Since the onset of his term, Trump has relied on economic sanctions as a tool against declared adversaries. In his latest Foreign Policy Article, Peter E. Harrell, a senior sanctions official at the State Department in the Obama administration, offers a comparative analysis of economic sanctions during the Trump and Obama administrations.
Harrell argues that the Trump administration’s sanction use 1) targets more countries and agents that are more enmeshed in the global economy, 2) relies more heavily on secondary sanctions and sanctions with outward objectives, and 3) employs more export controls and other coercive economic tools aside from sanctions, ultimately amounting to a foreign policy relying less and less on diplomacy.

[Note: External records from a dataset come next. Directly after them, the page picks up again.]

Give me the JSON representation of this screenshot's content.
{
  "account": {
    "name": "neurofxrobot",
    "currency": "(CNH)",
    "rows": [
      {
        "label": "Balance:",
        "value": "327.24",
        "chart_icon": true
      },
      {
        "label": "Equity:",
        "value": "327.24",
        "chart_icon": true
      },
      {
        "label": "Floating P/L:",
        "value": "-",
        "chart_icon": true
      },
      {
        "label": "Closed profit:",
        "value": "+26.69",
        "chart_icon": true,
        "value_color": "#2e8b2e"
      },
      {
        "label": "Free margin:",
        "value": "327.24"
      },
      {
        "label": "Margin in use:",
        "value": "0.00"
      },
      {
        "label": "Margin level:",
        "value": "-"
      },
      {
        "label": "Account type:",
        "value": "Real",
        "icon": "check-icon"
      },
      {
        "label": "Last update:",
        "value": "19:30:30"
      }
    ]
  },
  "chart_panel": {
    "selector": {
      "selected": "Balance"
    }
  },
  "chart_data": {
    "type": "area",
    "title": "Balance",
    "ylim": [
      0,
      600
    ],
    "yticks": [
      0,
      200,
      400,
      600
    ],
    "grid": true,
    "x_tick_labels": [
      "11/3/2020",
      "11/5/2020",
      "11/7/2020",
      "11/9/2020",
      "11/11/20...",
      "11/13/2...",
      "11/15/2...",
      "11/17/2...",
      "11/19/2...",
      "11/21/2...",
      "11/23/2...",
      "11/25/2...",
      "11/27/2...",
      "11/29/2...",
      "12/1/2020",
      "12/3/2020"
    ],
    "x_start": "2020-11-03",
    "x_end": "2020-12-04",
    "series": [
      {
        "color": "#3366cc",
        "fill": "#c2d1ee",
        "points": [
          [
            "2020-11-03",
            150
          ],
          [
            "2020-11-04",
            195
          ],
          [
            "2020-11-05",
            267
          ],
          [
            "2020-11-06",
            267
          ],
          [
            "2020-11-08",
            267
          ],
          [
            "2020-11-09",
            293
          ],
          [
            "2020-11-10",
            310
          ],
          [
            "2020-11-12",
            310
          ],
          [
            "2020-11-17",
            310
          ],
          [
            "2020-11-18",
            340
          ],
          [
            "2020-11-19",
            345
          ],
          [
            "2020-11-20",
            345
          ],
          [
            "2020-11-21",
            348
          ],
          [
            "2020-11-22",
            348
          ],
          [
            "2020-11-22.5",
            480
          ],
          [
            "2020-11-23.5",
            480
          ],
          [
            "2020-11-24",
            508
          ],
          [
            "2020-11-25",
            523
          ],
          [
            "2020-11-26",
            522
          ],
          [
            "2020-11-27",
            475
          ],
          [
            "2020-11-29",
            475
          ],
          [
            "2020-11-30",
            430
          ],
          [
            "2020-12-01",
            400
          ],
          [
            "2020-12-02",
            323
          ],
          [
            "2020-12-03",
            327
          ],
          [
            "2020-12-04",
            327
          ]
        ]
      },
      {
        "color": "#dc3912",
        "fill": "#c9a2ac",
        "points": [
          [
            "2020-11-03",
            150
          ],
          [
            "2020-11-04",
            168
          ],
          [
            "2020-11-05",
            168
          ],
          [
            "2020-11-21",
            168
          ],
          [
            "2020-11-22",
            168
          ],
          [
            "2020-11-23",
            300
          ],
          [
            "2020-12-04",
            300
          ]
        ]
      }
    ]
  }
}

Harrell’s question of if the sanctions are working is a good one. Harrell notes the geopolitical backlash to new sanctions regime against Iran and the continued inaction in Iran and Venezuela to U.S. demands despite the sanctions.
However, in that analysis, Harrell misses an important additional contrast between the pre-JCPOA Iran sanctions and those post JCPOA of the Trump administration: multilateralism. It is not only that the EU is working to counter US sanctions on Iran, it is that they are not participating in the first place as they did during the Obama and Bush sanctions leading to the Iran Deal.
Looking forward, an understanding of the administration’s maximum pressure strategy is critical to evaluating the impact of U.S. policy and the larger question of leadership in the post-Pax Americana International System.